Ela queria saber o que Ele queria. Tinha medo de pensar nisso... tantas vezes já o perguntara, e tantas vezes já sofreu com seu silêncio. A cada sentença não pronunciada, uma pétala caía. Sentia-se, agora, um pedúnculo vazio, desnudado por uma tempestade em plena primavera. Não era a mesma, disso tinha consciência. Cresceu tanto... desde uma semente sem cuidados até desabrochar em uma flor branca. Agora jazia ali, uma flor sem pétalas, uma metade.

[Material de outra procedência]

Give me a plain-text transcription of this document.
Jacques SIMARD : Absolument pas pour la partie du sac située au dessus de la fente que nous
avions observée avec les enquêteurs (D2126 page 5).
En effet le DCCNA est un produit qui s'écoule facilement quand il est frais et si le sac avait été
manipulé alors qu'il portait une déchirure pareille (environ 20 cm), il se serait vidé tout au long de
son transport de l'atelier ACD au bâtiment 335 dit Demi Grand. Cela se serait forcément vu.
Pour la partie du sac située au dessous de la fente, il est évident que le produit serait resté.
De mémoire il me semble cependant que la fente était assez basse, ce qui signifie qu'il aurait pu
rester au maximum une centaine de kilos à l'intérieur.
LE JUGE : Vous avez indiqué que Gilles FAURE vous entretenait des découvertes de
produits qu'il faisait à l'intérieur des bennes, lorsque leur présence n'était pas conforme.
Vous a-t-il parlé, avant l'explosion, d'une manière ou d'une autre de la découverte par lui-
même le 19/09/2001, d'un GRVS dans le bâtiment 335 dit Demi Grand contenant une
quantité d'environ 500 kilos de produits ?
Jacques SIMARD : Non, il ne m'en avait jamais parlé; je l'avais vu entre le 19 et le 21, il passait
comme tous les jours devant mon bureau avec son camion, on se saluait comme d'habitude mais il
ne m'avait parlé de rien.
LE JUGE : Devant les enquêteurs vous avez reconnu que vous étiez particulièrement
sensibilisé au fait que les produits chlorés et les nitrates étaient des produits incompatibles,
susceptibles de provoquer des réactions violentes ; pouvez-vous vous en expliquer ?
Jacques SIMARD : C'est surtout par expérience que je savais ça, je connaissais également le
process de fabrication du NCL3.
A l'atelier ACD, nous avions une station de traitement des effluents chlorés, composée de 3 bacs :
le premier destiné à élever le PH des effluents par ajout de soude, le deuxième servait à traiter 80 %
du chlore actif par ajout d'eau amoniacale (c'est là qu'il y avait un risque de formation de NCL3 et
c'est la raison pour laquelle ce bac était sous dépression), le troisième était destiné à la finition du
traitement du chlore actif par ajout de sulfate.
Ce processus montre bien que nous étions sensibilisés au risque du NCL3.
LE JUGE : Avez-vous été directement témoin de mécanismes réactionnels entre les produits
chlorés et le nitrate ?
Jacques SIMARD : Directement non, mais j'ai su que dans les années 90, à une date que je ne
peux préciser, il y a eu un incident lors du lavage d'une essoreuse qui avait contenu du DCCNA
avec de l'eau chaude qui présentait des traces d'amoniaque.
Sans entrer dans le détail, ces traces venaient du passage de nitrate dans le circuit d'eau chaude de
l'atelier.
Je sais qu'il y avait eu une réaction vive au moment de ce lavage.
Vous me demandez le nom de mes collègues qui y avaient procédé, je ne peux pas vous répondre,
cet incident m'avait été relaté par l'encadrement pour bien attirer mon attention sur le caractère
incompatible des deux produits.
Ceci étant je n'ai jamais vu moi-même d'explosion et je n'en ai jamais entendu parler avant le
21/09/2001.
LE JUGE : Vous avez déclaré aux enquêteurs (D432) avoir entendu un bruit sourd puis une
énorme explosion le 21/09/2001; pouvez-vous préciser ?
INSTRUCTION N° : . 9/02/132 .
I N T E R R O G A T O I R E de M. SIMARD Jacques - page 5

domingo, 19 de fevereiro de 2012

No parque

Uma autora famosa, com certeza. Sorria, enquanto olhava sua obra. Não lembrava ao certo como aquela ideia capturou sua mente... quando viu já estava escrevendo. E que sensação maravilhosa... tão ímpar! Nunca sentira algo assim antes. Claro, escrever era seu hobby, e já tinha feito isso dezenas de vezes, sempre que uma mínima inspiração surgia. Lembrava-se uma vez de estar em um café dentro de uma grande livraria, quando aquele ambiente que misturava o silêncio com o cheiro do café com leite a deu uma ideia. Tímida, no início, mas acabou se desenvolvendo em um grande conto -na sua sempre humilde opinião-. Não tinha onde escrever, estava munida apenas de uma caneta preta, dentre tantas outras coisas inúteis da bolsa. Nenhum papel. Observou, a sua frente, um porta-guardanapos de madeira trançada. A ideia reclamou, mas não teve jeito: acabou moldando-a nos guardanapos mesmo. Só quando chegou em casa é que pôde, finalmente, dar um destino mais nobre à amiga: fez questão de digitá-la no seu laptop, enquanto comia uns chocolates.
  Nessa tarde não seria diferente. Mais uma vez viu-se obrigada a improvisar. Primeiro cogitou se a ideia realmente valeria a pena para dar-se a tanto trabalho, e foi nesse momento que lhe ocorreu outro pensamento: Meu Deus! Essa era a ideia! Sim sim... o que primeiro pensara foi apenas a porta para que algo novo pudesse entrar, para que cogitasse o segundo pensamento... ah! Gostou desse. Ria-se sozinha, saboreando-o. Teve o cuidado de pensar como o botaria em prática, cuidando dos pormenores. Teriam que ser novas, sim, novas e macias. Brancas, ou em tons creme, pensou. Sua caneta preta servia para o trabalho, pois era de nanquim, então garantia uma escrita suave. Finalmente, pôs-se ao trabalho.
  Não levara muito tempo, talvez a parte mais demorada tenha sido o desenvolvimento do plano. Mas a melhor parte... ah! Sobre esta não resta dúvidas: a sensação suave de escrever, a delicadeza que se impusera, o cuidado com que desenhou as letras, o perfume que estava no ar. Como seria maravilhoso se vendessem grandes folhas para se escrever assim! Essa aspiração era boba, quase infantil, mas não consegui deixar de desejá-la. Imaginem só! Grandes maços com folhas assim... suaves, macias. O ato da escrita seria algo angelical...
  Uma autora famosa, com certeza seria um dia. Sorria enquanto olhava sua obra. Talvez umas doze, não mais que isso. Estavam dispostas no banco do parque. Ela mesma estava sentada no chão, com algumas flores murchas em volta das suas pernas cruzadas. Tivera o cuidado de selecionar as doze flores mais novas que achou, procurando só entre as caídas. Tivera, então, a sensação única de escrever em pétalas de flores.